Ros Barber is a writer, academic and speaker. Her debut novel The Marlowe Papers (2012) won the Desmond Elliott Prize, jointly won the Author’s Club Best First Novel Award, and was longlisted for the Bailey’s Women’s Prize for Fiction.  Her second novel Devotion (2015) was shortlisted for the Encore Award. In the UK, her poem ‘Material’ is on the Edexcel ‘A’ Level English Literature syllabus and her poem ‘How to Leave the World That Worships Should‘ had been set on both ‘A’ Level and GSCE exam papers.
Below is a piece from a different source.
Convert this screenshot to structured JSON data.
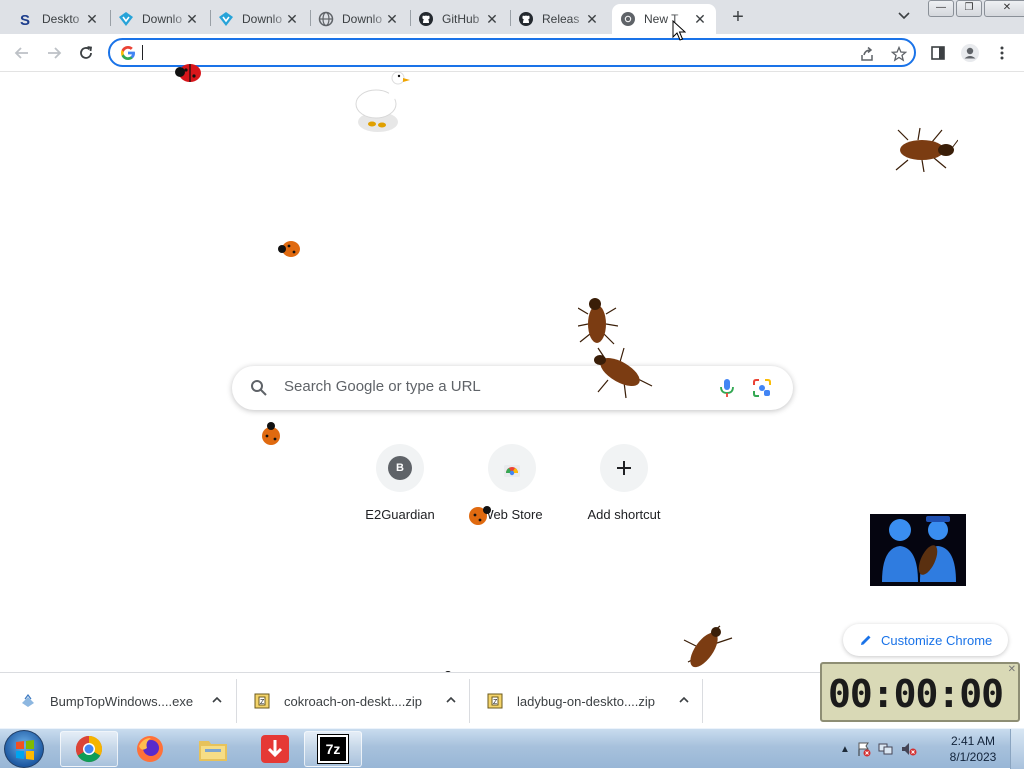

She is a senior lecturer in the English and Comparative Literature Department of Goldsmiths, University of London, since 2013, having previously taught Creative Writing for 12 years at the University of Sussex. She is a literary historian focused on the Early Modern period, in particular, the poet and dramatist Christopher Marlowe, and his social circle. She is also published in the field of  what is known as ‘computational stylistics’. She has an abiding interest in picking apart the arguments made on both sides of the Shakespeare authorship question, and more generally, in how we form our beliefs, and turn beliefs into ‘certainties’.

She is currently writing her third novel, The Tragical History of Nothing, an epic adventure yarn base on the life of an 18th-century female footboy, soldier and pirate.